Comparison of Hydrological Simulations of Climate Change Using Perturbation of Observations and Distribution‐Based Scaling

Abstract

Projected climate change effects on groundwater and stream discharges were investigated through simulations with a distributed, physically based, surface water–groundwater model. Input to the hydrological model includes precipitation, reference evapotranspiration, and temperature data of the HIRHAM4 regional climate model (RCM). The aim of this study was to determine whether the choice of bias‐correction method, applied to the RCM data, affected the projected hydrological changes. One method consisted of perturbation of observed data (POD) using climate change signals derived from the RCM output, while the other consisted of distribution‐based scaling (DBS) of the RCM output. Distribution‐based scaling resulted in RCM control period data closely approaching the observed climate data and thereby considerably improved the simulation of recharge and stream discharges.
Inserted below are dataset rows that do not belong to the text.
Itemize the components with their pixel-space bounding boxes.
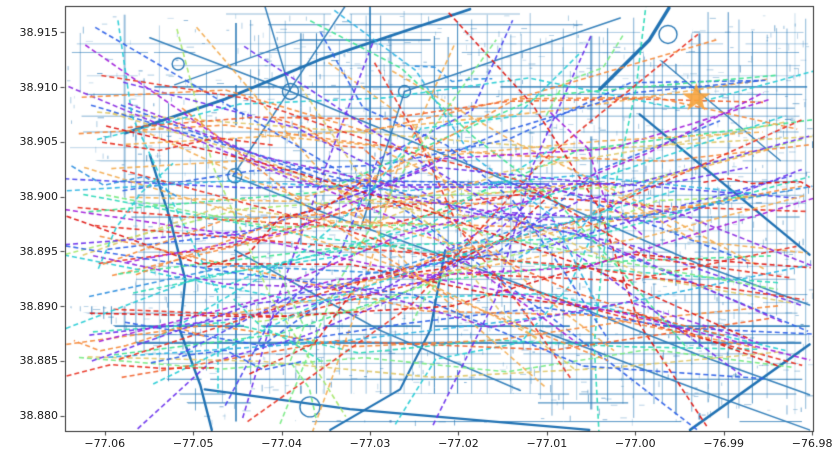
y-tick-label: 38.905 xyxy=(19,135,59,149)
y-tick-label: 38.890 xyxy=(19,299,59,313)
x-tick-label: −77.05 xyxy=(172,437,214,450)
y-tick-label: 38.895 xyxy=(19,244,59,258)
x-tick-label: −77.03 xyxy=(349,437,391,450)
y-tick-label: 38.880 xyxy=(19,409,59,423)
x-tick-label: −77.04 xyxy=(261,437,302,450)
y-tick-label: 38.915 xyxy=(19,25,59,39)
x-tick-label: −77.00 xyxy=(614,437,656,450)
x-tick-label: −76.98 xyxy=(791,437,833,450)
y-tick-label: 38.900 xyxy=(19,190,59,204)
y-tick-label: 38.885 xyxy=(19,354,59,368)
x-tick-label: −77.02 xyxy=(438,437,479,450)
y-tick-label: 38.910 xyxy=(19,80,59,94)
x-tick-label: −77.06 xyxy=(84,437,126,450)
x-tick-label: −76.99 xyxy=(703,437,745,450)
x-tick-label: −77.01 xyxy=(526,437,568,450)
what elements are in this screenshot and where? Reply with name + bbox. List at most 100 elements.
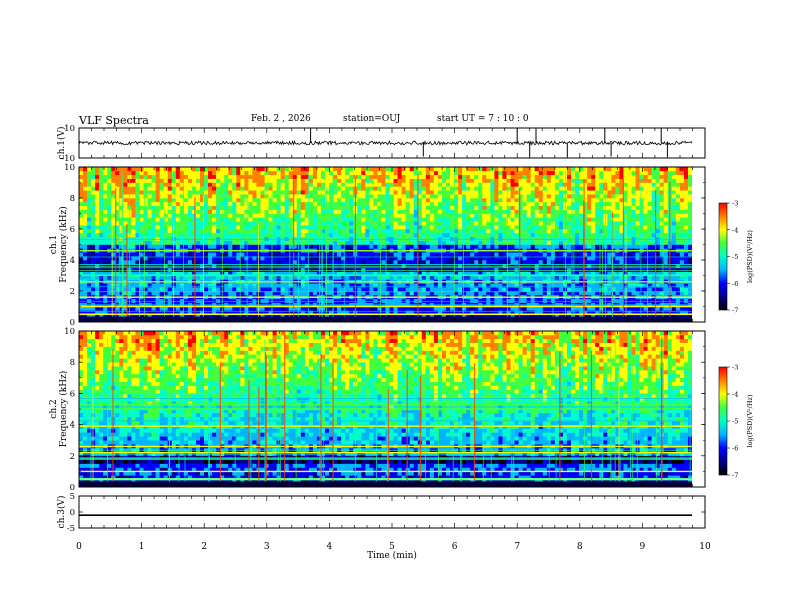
spectrogram-cell xyxy=(312,240,318,245)
spectrogram-cell xyxy=(308,201,314,207)
spectrogram-cell xyxy=(462,291,467,296)
spectrogram-cell xyxy=(135,198,140,203)
spectrogram-cell xyxy=(87,310,92,315)
spectrogram-cell xyxy=(264,260,269,265)
spectrogram-cell xyxy=(329,236,334,241)
spectrogram-cell xyxy=(429,167,435,172)
spectrogram-cell xyxy=(490,275,495,280)
spectrogram-cell xyxy=(433,194,439,199)
spectrogram-cell xyxy=(534,298,540,303)
spectrogram-cell xyxy=(429,306,435,311)
spectrogram-cell xyxy=(264,256,269,261)
spectrogram-cell xyxy=(280,205,285,210)
spectrogram-cell xyxy=(183,306,189,311)
spectrogram-cell xyxy=(195,283,201,288)
spectrogram-cell xyxy=(558,306,564,311)
spectrogram-cell xyxy=(155,310,160,315)
spectrogram-cell xyxy=(341,291,346,296)
spectrogram-cell xyxy=(445,217,451,222)
spectrogram-cell xyxy=(111,209,116,214)
spectrogram-cell xyxy=(292,314,298,319)
spectrogram-cell xyxy=(445,213,451,218)
spectrogram-cell xyxy=(187,170,193,176)
spectrogram-cell xyxy=(566,236,572,241)
spectrogram-cell xyxy=(167,213,173,218)
spectrogram-cell xyxy=(526,213,531,218)
spectrogram-cell xyxy=(151,314,156,319)
spectrogram-cell xyxy=(369,252,374,257)
spectrogram-cell xyxy=(131,260,136,265)
spectrogram-cell xyxy=(119,194,124,199)
spectrogram-cell xyxy=(280,174,285,179)
spectrogram-cell xyxy=(220,205,225,210)
spectrogram-cell xyxy=(377,244,382,249)
spectrogram-cell xyxy=(155,252,160,257)
spectrogram-cell xyxy=(486,186,491,191)
spectrogram-cell xyxy=(534,198,540,203)
spectrogram-cell xyxy=(373,198,378,203)
spectrogram-cell xyxy=(284,236,290,241)
spectrogram-cell xyxy=(526,194,531,199)
spectrogram-cell xyxy=(228,221,233,226)
spectrogram-cell xyxy=(401,267,406,272)
spectrogram-cell xyxy=(79,205,84,210)
spectrogram-cell xyxy=(252,186,257,191)
spectrogram-cell xyxy=(518,310,523,315)
spectrogram-cell xyxy=(147,201,152,207)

When comparing the simulations using both methods, only small differences between the projected changes in hydrological variables for the scenario period were found. Mean annual recharge increased by 15% for the DBS method and 12% for POD, and drain flow increased by 24 and 19%, respectively, while the increases in base flow were similar (7%). For both methods, daily stream discharges up to and including the median showed little change, while increases occurred for the higher quantile values. This study showed that the choice of bias‐correction method did not have a significant influence on the projected changes of mean hydrological responses in this catchment, although further analysis is necessary to determine whether extremes are affected. Furthermore, the characteristics of the hydrological system likely reduced the sensitivity of the projected changes to the choice of method.